Local authorities’ counts and estimates show that 4,134 people slept rough in England on a snapshot night in autumn 2016. This is up 565 from the autumn 2015 total of 3,569. The same figures have shown that Birmingham is one of the 10 local authorities with the highest rough sleeping counts.
The challenge of assisting some of the most vulnerable people in the city to find suitable accommodation continues to grow as the council faces unprecedented cuts. In December Steve McCabe MP, Birmingham Selly Oak secured a Westminster Hall debate to draw attention to the government’s catastrophic funding plans for Birmingham which are resulting in devastating cuts to vital services. The City’s nine Labour MPs wrote to the Chancellor before November’s Autumn Statement to plead for fairer funding for Birmingham. The City Council and NHS have now revealed they are facing a funding gap of £150 million next year.
Steve McCabe MP said:
“It is shocking that since the Tories have been in government rough sleeping has increased over 500% in Birmingham. These latest figures are shameful but probably won’t come as a surprise to many of us here in Birmingham. What we are seeing is the human cost and natural result of sustained attacks on funding for local authorities across the country which is leaving vital services in crisis.

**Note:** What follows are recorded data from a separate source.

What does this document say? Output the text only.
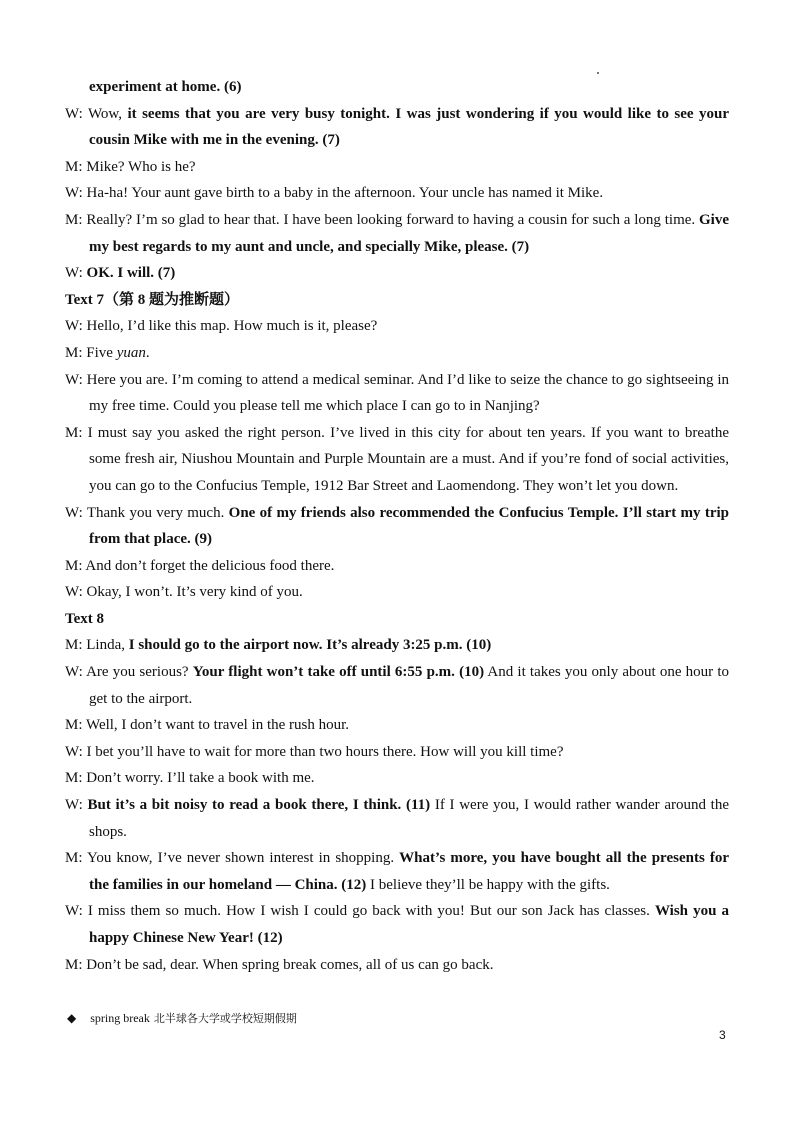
experiment at home. (6)

W: Wow, it seems that you are very busy tonight. I was just wondering if you would like to see your cousin Mike with me in the evening. (7)

M: Mike? Who is he?

W: Ha-ha! Your aunt gave birth to a baby in the afternoon. Your uncle has named it Mike.

M: Really? I’m so glad to hear that. I have been looking forward to having a cousin for such a long time. Give my best regards to my aunt and uncle, and specially Mike, please. (7)

W: OK. I will. (7)

Text 7（第 8 题为推断题）

W: Hello, I’d like this map. How much is it, please?

M: Five yuan.

W: Here you are. I’m coming to attend a medical seminar. And I’d like to seize the chance to go sightseeing in my free time. Could you please tell me which place I can go to in Nanjing?

M: I must say you asked the right person. I’ve lived in this city for about ten years. If you want to breathe some fresh air, Niushou Mountain and Purple Mountain are a must. And if you’re fond of social activities, you can go to the Confucius Temple, 1912 Bar Street and Laomendong. They won’t let you down.

W: Thank you very much. One of my friends also recommended the Confucius Temple. I’ll start my trip from that place. (9)

M: And don’t forget the delicious food there.

W: Okay, I won’t. It’s very kind of you.

Text 8

M: Linda, I should go to the airport now. It’s already 3:25 p.m. (10)

W: Are you serious? Your flight won’t take off until 6:55 p.m. (10) And it takes you only about one hour to get to the airport.

M: Well, I don’t want to travel in the rush hour.

W: I bet you’ll have to wait for more than two hours there. How will you kill time?

M: Don’t worry. I’ll take a book with me.

W: But it’s a bit noisy to read a book there, I think. (11) If I were you, I would rather wander around the shops.

M: You know, I’ve never shown interest in shopping. What’s more, you have bought all the presents for the families in our homeland — China. (12) I believe they’ll be happy with the gifts.

W: I miss them so much. How I wish I could go back with you! But our son Jack has classes. Wish you a happy Chinese New Year! (12)

M: Don’t be sad, dear. When spring break comes, all of us can go back.

◆ spring break 北半球各大学或学校短期假期
3
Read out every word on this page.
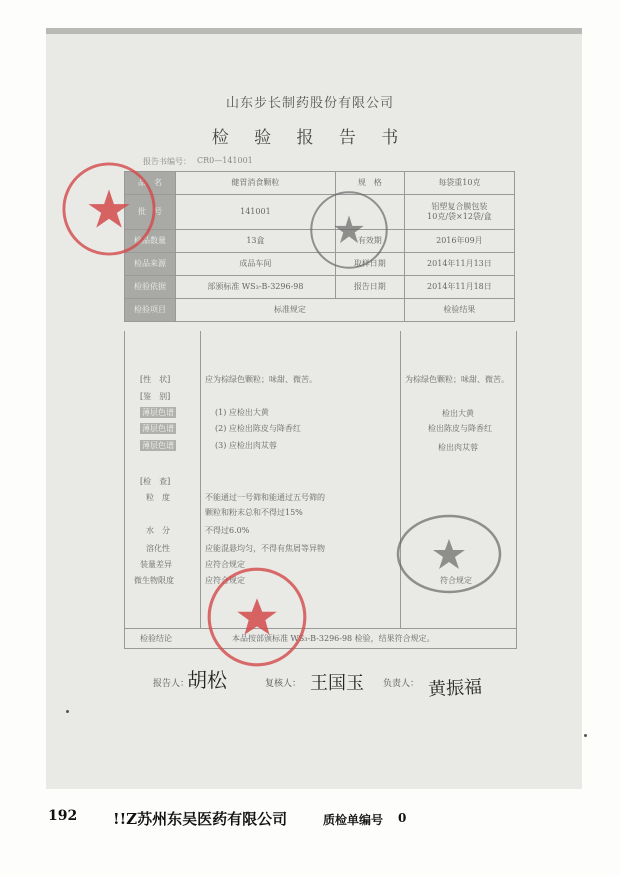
山东步长制药股份有限公司
检 验 报 告 书
报告书编号： CR0—141001
品　名	健胃消食颗粒	规　格	每袋重10克
批　号	141001		铝塑复合膜包装
10克/袋×12袋/盒

检品数量	13盒	有效期	2016年09月
检品来源	成品车间	取样日期	2014年11月13日
检验依据	部颁标准 WS₃-B-3296-98	报告日期	2014年11月18日
检验项目	标准规定		检验结果
[性　状]	应为棕绿色颗粒；味甜、微苦。	为棕绿色颗粒；味甜、微苦。
[鉴　别]
薄层色谱	(1) 应检出大黄	检出大黄
薄层色谱	(2) 应检出陈皮与降香红	检出陈皮与降香红
薄层色谱	(3) 应检出肉苁蓉	检出肉苁蓉
[检　查]
粒　度	不能通过一号筛和能通过五号筛的
颗粒和粉末总和不得过15%
水　分	不得过6.0%
溶化性	应能混悬均匀，不得有焦屑等异物
装量差异	应符合规定
微生物限度	应符合规定	符合规定
检验结论	本品按部颁标准 WS₃-B-3296-98 检验，结果符合规定。
报告人：
胡松	复核人： 王国玉 负责人： 黄振福
192 !!Z苏州东吴医药有限公司	质检单编号 0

“Our Council is one of the hardest hit by unfair Tory funding arrangements. We are now seeing services cut to the bone or disappearing completely. This is nothing short of political vandalism. The Government needs to cease this spiteful behaviour towards our city and act now to provide Birmingham with a fairer funding deal.”
“The government also urgently needs a clear plan to help the homeless and to address the root causes of homelessness. I support the Homelessness Reduction Bill but this is a Private Member’s Bill which places new obligations on local councils without new money. We need urgent action, failure to do so will be a betrayal of some of our society’s most vulnerable.”